Physics-Informed Neural Networks (PINNs) are an emerging approach in structural health monitoring (SHM), combining machine learning with the principles of physics to provide accurate and efficient models for assessing structural integrity. Unlike traditional data-driven neural networks, PINNs integrate governing physical laws, such as partial differential equations (PDEs), directly into the training process. This allows the network to make predictions that are not only guided by the available data but also constrained by the underlying physics of the system. For SHM, PINNs can be used to model complex structural behaviors, detect anomalies, and predict damage with reduced reliance on extensive sensor data. By embedding physics into the neural network, they provide a robust framework for real-time monitoring of infrastructure, improving prediction accuracy and generalization, while ensuring that the solutions remain physically meaningful. The advantages of using Physics-Informed Neural Networks (PINNs) for Structural Health Monitoring (SHM) are significant. First, PINNs incorporate the fundamental physical laws governing structural behavior, directly into the learning process. This reduces the need for large amounts of training data, as the model is guided by known physics rather than solely relying on empirical data. Second, PINNs provide more accurate and reliable predictions, as they ensure that the solutions adhere to real-world physical constraints, minimizing the risk of unrealistic or non-physical results. Additionally, PINNs can generalize well to different structural conditions and scenarios, making them more versatile across various monitoring applications. Another key advantage is that they can efficiently handle noisy or incomplete data, making them ideal for real-time SHM, where sensor data may be limited or noisy. Overall, PINNs improve the robustness, efficiency, and accuracy of SHM systems, enabling more proactive and precise maintenance of critical infrastructure. This project aims to employ PIINS for drive by bridge inspection.

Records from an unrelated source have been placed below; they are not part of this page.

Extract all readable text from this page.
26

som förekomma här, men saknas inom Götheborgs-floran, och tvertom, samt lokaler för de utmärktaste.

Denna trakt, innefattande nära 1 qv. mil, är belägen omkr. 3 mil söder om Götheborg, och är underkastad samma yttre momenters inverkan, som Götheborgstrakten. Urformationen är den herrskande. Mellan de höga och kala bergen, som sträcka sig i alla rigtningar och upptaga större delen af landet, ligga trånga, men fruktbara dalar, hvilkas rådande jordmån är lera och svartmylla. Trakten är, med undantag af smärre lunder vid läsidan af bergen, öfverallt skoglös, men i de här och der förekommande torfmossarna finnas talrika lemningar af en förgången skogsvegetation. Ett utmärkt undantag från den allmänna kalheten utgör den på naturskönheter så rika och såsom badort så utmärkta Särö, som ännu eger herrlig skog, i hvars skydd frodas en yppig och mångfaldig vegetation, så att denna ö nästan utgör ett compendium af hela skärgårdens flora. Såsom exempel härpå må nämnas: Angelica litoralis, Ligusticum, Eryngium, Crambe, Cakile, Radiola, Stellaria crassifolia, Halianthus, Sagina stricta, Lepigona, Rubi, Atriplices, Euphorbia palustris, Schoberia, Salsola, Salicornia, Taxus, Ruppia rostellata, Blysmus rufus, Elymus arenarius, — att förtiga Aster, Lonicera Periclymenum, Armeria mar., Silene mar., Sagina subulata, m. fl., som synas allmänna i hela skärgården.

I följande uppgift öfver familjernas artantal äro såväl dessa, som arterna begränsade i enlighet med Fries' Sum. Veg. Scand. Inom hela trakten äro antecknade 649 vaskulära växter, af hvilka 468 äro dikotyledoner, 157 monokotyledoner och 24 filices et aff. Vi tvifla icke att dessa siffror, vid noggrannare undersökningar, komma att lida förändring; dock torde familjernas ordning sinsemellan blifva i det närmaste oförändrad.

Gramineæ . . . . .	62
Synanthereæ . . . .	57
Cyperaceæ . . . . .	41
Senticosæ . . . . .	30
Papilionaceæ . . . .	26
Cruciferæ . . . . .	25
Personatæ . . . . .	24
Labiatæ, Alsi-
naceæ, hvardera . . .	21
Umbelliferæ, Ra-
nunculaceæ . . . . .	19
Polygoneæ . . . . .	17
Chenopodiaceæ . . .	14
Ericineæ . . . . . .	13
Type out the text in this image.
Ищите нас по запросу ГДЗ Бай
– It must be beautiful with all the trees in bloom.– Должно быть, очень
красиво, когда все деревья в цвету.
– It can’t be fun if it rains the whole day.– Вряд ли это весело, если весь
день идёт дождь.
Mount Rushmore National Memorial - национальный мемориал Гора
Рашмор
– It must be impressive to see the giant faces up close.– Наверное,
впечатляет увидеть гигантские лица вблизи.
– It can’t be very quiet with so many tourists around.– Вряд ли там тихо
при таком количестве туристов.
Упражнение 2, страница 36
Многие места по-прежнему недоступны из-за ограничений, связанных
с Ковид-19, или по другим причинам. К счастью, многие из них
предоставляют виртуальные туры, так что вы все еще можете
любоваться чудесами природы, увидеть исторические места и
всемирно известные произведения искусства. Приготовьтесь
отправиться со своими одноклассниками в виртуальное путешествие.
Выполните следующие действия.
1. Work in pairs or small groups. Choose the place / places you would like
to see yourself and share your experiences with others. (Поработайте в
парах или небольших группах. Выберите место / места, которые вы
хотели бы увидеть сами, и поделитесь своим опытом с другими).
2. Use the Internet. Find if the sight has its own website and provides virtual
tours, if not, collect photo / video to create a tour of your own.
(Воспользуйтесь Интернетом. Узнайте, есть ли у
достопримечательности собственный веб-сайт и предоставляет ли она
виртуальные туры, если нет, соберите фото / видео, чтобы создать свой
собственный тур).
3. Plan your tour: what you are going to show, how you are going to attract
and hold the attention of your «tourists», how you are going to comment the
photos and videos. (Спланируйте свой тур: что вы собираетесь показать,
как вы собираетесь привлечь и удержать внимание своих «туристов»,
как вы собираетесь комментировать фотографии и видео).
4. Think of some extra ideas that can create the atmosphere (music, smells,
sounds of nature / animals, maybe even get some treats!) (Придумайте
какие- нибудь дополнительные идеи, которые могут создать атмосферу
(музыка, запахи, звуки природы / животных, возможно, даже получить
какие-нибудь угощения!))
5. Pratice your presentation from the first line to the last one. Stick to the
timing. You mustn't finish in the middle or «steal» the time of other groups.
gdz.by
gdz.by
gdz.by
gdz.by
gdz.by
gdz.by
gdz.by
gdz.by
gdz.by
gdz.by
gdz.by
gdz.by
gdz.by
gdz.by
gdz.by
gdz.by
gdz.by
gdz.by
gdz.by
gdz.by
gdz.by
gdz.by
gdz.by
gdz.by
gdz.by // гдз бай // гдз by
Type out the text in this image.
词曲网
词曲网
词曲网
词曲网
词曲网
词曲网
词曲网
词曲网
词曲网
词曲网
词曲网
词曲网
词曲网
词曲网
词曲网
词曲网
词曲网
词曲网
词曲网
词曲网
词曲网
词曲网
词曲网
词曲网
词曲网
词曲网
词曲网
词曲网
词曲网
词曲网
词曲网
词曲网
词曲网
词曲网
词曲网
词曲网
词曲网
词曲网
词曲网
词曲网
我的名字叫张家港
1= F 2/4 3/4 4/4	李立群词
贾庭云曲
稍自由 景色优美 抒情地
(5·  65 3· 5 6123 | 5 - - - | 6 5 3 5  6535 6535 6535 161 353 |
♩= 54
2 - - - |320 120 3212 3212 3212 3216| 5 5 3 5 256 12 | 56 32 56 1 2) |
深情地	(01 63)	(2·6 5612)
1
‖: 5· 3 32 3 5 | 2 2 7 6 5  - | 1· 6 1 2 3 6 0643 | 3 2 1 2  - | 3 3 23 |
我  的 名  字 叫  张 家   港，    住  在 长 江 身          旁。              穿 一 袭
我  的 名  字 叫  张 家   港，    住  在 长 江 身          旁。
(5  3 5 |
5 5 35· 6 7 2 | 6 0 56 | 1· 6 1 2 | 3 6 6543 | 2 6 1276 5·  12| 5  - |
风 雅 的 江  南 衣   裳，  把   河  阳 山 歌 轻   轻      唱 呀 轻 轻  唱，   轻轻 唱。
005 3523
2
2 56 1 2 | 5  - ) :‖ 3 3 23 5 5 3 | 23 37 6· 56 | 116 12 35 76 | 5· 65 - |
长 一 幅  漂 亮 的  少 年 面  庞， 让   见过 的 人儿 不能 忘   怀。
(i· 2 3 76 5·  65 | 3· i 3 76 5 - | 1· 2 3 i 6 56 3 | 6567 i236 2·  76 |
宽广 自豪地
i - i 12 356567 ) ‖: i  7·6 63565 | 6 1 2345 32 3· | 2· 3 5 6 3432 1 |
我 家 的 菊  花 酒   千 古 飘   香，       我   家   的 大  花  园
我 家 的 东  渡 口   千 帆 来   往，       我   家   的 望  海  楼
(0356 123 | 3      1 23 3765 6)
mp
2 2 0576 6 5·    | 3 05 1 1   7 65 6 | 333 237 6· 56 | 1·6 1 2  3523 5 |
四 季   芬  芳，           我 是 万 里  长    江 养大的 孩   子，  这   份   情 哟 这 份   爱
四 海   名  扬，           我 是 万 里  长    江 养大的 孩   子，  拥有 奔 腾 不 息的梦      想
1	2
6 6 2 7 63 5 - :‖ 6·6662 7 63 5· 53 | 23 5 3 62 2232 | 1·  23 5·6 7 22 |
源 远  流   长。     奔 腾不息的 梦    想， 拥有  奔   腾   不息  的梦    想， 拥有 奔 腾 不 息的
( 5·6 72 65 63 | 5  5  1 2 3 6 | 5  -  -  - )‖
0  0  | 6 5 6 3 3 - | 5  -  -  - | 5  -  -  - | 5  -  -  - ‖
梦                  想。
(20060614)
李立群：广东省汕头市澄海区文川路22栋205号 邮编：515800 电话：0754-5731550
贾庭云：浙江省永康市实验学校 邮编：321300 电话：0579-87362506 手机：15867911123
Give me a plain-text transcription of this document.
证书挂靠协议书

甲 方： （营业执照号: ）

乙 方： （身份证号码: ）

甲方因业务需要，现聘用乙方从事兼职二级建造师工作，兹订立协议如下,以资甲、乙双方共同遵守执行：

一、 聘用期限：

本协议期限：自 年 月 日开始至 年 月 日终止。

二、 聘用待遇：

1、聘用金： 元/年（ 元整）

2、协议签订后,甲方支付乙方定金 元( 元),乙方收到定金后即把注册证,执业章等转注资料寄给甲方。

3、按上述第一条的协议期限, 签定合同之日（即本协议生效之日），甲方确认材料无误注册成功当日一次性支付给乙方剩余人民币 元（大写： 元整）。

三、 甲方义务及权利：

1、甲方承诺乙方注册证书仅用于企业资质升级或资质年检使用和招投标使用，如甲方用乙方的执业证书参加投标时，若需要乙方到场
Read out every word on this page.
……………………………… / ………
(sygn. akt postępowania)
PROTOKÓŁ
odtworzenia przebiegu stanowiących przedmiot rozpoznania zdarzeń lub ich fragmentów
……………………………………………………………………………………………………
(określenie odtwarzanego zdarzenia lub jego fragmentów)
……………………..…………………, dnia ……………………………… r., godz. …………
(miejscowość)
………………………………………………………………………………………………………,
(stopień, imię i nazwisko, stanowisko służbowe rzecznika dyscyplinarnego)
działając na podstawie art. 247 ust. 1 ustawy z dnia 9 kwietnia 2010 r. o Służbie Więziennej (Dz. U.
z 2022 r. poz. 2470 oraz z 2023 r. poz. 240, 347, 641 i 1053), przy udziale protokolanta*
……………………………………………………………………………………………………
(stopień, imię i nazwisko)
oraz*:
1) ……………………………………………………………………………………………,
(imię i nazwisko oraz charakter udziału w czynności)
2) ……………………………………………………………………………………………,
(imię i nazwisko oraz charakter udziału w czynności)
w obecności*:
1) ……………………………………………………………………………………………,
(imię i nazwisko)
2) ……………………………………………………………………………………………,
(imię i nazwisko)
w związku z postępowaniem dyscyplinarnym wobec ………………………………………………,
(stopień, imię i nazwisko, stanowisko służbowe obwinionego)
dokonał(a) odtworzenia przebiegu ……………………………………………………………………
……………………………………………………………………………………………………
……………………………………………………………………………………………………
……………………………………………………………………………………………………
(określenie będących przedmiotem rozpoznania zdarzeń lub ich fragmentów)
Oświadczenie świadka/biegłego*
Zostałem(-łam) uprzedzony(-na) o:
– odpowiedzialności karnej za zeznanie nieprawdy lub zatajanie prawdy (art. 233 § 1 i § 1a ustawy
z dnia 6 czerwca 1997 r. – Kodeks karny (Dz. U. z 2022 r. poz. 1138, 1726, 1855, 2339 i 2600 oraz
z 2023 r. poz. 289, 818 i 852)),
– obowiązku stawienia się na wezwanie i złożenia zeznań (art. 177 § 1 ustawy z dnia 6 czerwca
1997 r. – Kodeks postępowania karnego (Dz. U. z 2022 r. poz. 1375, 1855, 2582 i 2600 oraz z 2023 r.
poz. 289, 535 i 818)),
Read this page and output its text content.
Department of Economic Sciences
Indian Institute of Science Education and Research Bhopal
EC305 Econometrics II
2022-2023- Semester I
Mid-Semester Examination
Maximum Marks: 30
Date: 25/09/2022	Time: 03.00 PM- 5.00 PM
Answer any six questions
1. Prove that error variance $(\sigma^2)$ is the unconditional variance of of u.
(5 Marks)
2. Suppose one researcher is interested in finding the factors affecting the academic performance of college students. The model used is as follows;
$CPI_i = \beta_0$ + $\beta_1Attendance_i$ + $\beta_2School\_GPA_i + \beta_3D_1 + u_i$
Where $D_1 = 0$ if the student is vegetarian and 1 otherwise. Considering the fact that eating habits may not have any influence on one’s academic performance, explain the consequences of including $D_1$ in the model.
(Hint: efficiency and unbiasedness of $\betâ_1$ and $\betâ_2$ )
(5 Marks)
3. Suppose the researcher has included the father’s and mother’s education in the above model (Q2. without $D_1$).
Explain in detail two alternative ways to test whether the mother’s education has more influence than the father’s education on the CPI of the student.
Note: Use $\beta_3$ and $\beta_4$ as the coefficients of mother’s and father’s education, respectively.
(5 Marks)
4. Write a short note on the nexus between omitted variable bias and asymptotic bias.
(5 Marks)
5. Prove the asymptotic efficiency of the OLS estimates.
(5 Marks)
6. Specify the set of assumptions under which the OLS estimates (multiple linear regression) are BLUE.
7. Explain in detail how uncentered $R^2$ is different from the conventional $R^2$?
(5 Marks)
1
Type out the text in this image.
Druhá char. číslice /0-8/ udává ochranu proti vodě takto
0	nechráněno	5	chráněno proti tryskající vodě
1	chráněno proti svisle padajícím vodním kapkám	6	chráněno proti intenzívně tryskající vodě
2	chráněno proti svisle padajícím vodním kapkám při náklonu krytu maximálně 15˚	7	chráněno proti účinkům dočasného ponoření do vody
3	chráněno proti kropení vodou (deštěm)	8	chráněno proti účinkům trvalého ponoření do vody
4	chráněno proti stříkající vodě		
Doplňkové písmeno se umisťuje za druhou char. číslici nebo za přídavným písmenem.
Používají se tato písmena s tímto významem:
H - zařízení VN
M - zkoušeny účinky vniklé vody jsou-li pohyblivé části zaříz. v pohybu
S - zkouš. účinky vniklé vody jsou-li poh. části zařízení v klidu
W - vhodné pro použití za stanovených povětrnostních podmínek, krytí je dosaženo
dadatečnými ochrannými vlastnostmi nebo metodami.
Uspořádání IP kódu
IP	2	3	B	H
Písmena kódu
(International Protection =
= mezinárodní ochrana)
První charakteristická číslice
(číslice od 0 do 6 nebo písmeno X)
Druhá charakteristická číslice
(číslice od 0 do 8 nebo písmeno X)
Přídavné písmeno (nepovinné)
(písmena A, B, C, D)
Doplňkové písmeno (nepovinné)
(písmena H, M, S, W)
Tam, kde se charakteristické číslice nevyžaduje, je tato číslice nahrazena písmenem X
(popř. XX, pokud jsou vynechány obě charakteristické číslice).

Civil and Environmental Engineering
Structural Health Monitoring
- Research environment
- Expected outcomes
- Supervisory team
- Reference material/links
This research will be conducted in the School of Civil and Environmental Engineering at UNSW. The student will begin with an extensive literature review, followed by extensive numerical investigations.
The expected outcomes of using Physics-Informed Neural Networks (PINNs) in Structural Health Monitoring (SHM) are substantial improvements in the accuracy, efficiency, and robustness of structural assessments. By embedding physical laws directly into the neural network, PINNs can provide more reliable predictions even with limited or noisy sensor data. This leads to more precise identification of structural anomalies in real-time, enhancing the safety and longevity of infrastructure such as bridges, buildings, and aircraft.